Deep Gold is the rich, old end of the yellow family — closer to ochre, amber, and polished brass than to anything lemony. Where bright yellows shout, deep gold glows. It is the color of gilt picture frames, late-afternoon wheat fields, and antique jewelry, and on a wall it behaves more like a warm earth tone than a primary color.

The hex value #b8860b is a digital reference for that tone, not a can on a shelf. Real deep gold is mixed to order at the paint counter, and a good match holds the balance: saturated enough to read as gold, brown enough to stay sophisticated, never tipping into mustard mud or brassy orange.

This page covers deep gold as a paint shade: what defines a good one, how it behaves in real rooms, and how to get it tinted at any major US brand. We will not name specific brand colors or codes — the practical move is to match the tone you want and have it mixed wherever you already buy paint.

What Deep Gold Really Is

Deep gold lives in the band between yellow and brown — more saturated than tan, deeper than marigold, warmer and richer than mustard. The reference hex is essentially ochre: yellow with a strong dose of earth that strips out the sting bright yellows carry. A good deep gold should look like something dug out of the ground or beaten into a ring, not squeezed from a bottle.

Undertones split the candidates three ways. Some pull orange toward amber and caramel, some pull green toward mustard and olive, and some go flat brown and lose the glow. The version worth matching keeps a clean golden core — warm but not orange, earthy but still luminous when light hits it.

How Deep Gold Reads On A Wall

With an LRV around 27, deep gold sits in the mid-dark range — it returns roughly a quarter of the light that hits it, so it reads rich rather than sunny. Yellows are also famous for amplifying on the wall: a tone that looks restrained on a two-inch chip can feel twice as strong across four walls. Budget for that intensity jump when you sample.

Its best trick happens after dark. Under warm lamplight, deep gold does exactly what the name promises — it glows like metal, and a room that looked earthy at noon turns candlelit by evening. In cool daylight the same wall leans more ochre and matte. Both reads are correct; decide which one you are buying it for.
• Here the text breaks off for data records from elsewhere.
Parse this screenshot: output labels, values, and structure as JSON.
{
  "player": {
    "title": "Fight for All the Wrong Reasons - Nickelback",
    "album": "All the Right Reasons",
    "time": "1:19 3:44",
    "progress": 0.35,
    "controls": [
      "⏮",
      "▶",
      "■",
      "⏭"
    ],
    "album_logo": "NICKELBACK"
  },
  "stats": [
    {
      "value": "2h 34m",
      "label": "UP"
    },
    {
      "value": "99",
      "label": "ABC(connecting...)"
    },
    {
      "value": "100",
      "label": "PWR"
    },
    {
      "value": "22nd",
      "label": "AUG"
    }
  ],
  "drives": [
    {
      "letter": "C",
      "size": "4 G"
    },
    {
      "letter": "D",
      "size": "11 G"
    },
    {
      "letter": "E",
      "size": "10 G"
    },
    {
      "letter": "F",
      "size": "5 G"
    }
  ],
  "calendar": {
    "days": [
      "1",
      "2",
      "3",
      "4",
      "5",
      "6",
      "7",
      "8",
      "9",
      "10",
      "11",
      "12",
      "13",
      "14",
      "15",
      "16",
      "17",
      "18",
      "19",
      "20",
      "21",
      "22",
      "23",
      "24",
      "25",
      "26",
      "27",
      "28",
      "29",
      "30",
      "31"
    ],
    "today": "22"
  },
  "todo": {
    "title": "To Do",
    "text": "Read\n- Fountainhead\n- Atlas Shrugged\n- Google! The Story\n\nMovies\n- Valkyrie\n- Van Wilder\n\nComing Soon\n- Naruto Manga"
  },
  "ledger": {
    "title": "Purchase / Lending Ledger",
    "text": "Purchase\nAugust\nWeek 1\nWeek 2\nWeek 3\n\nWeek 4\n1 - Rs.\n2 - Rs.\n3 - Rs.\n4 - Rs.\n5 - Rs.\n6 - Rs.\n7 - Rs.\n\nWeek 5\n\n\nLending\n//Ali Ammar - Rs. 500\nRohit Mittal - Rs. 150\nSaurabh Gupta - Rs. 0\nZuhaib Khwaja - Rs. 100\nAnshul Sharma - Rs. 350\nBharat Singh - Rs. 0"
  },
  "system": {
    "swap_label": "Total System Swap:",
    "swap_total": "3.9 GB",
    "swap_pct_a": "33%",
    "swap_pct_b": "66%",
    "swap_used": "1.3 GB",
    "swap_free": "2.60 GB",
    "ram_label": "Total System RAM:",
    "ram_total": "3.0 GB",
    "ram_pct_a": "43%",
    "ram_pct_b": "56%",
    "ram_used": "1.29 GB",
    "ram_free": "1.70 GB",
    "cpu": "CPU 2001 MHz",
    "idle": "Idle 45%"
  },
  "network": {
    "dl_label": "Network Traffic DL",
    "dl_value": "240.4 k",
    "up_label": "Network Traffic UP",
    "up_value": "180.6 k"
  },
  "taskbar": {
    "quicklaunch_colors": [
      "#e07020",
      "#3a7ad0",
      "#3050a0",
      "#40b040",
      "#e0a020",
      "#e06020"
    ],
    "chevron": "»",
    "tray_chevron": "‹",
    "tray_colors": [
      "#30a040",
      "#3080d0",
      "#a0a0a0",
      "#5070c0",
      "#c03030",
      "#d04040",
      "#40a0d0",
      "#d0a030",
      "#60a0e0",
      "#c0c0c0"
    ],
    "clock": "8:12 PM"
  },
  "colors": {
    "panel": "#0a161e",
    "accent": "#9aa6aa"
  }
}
Where Deep Gold Works Best

Dining rooms are the classic home for deep gold — evening light, food, candles, and conversation all flatter it. It also earns its keep on a single accent wall behind open shelving, in an entry or hallway that needs warmth, on a front door against dark or neutral siding, and in any vintage, traditional, or maximalist scheme that wants an anchor color with history.

Where it struggles is large, sun-flooded rooms — a strong yellow across every wall of a bright space can overwhelm — and in cool, minimal gray-and-white schemes, where it looks like a visitor from another house. If your palette is cold, either warm the whole scheme up or keep deep gold to a door or a single wall.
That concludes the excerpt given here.